News Column

NJ Leaders in Stalemate Over Best Path for Job Creation

Oct. 29, 2012

Matt Katz

To stimulate New Jersey's struggling economy, Democratic and Republican legislators joined together to send a dozen jobs bills to Gov. Christie in his first year in office.

But in 2010 and early 2011, the new Republican governor took his pen and vetoed every one, even those that came with unanimous support.

Later, when Democrats tried to override his vetoes, Republicans switched their votes to join Christie. Sen. Diane Allen (R., Burlington) changed her vote four times.

With the state's current 9.8 percent unemployment rate the fourth-worst in the country, the Democrats who control the Legislature now are reintroducing half of these economic-stimulus bills.

And they still have little chance of becoming law.

Christie says a bill that offers a tax credit, as most of these do, must come with spending reductions. He would rather help the economy with income tax credits, paid through a projected budget surplus. Democrats say the state can't afford that.

Where does that leave New Jersey? In a stalemate over how to get people working.

Democrats say Christie has rejected job-creation bills, some based on GOP-backed programs in other states and endorsed by business, just because they didn't come from him.
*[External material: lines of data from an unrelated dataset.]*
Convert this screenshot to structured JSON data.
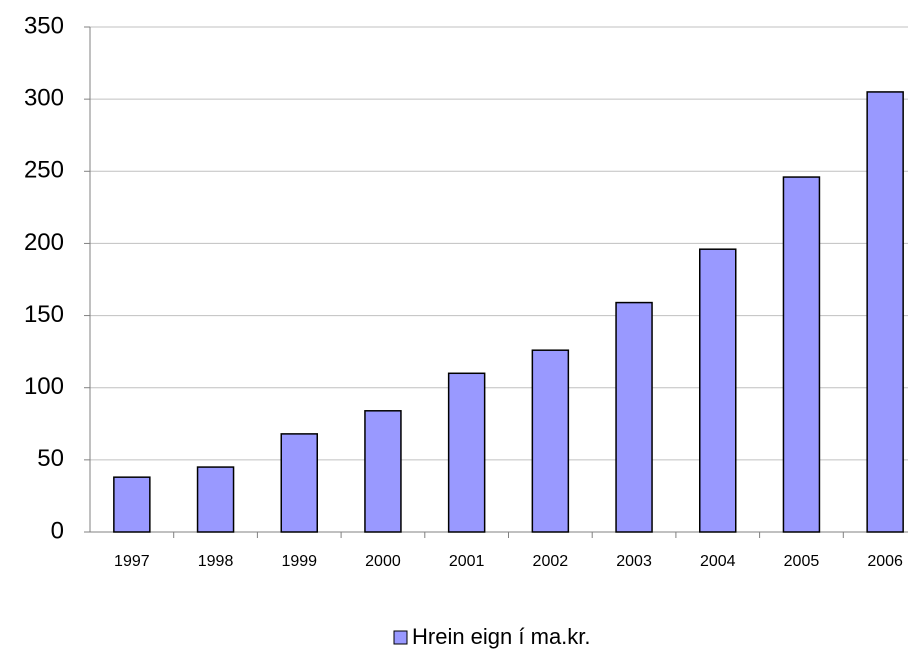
{
  "chart_data": {
    "type": "bar",
    "categories": [
      "1997",
      "1998",
      "1999",
      "2000",
      "2001",
      "2002",
      "2003",
      "2004",
      "2005",
      "2006"
    ],
    "series": [
      {
        "name": "Hrein eign í ma.kr.",
        "color": "#9999ff",
        "values": [
          38,
          45,
          68,
          84,
          110,
          126,
          159,
          196,
          246,
          305
        ]
      }
    ],
    "ylim": [
      0,
      350
    ],
    "yticks": [
      0,
      50,
      100,
      150,
      200,
      250,
      300,
      350
    ],
    "grid": true,
    "legend": "bottom"
  }
}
Two bills on taxation were vetoed by Christie only to be incorporated into his budget, they note.

And they have slammed him for campaigning for Republican candidates around the country instead of addressing job woes at home.

He "panders too much to this national, tea party, right-wing movement for his own national ambitions," said Assemblyman Louis Greenwald (D., Camden), a frequent Christie target. "You can't solve New Jersey's unique set of problems with an eye on some other sort of prize."

Christie, in turn, tells town-hall audiences that Democrats spend their time passing superfluous bills instead of his job-creating income tax credits. Things aren't as bad as they would have you believe, he says: 85,000 private-sector jobs have been created since his first full month in office.

He brought up the Democrats' jobs legislation at a town-hall meeting last week: "Every one was another spending program. It wasn't the private sector creating jobs; it was the government creating jobs."

Christie has long said he would not approve measures that cost money if they were proposed outside of the budget negotiations. Republicans say Democrats send him bills they know he'll reject to try to show him up by attempting a veto override.

There have been more override attempts -- 41 -- in Christie's term than during any other gubernatorial term in modern New Jersey history, according to the Office of Legislative Services.

Not one worked. That's because Republican legislators fell in line with their leader, denying the two-thirds vote an override requires.

"They are forgetting their constitutional obligation that they're an equal branch of government," Greenwald said.

Allen, a centrist Republican from Burlington County, approved several bills that were vetoed by Christie, then switched her votes for the override. Those bills were:

Angel investor tax credits: Supported by Republican-friendly business groups including the state Chamber of Commerce, the tax credits would have gone toward technology businesses and cost up to $8.1 million. The bill, passed unanimously in the Senate, has been reintroduced.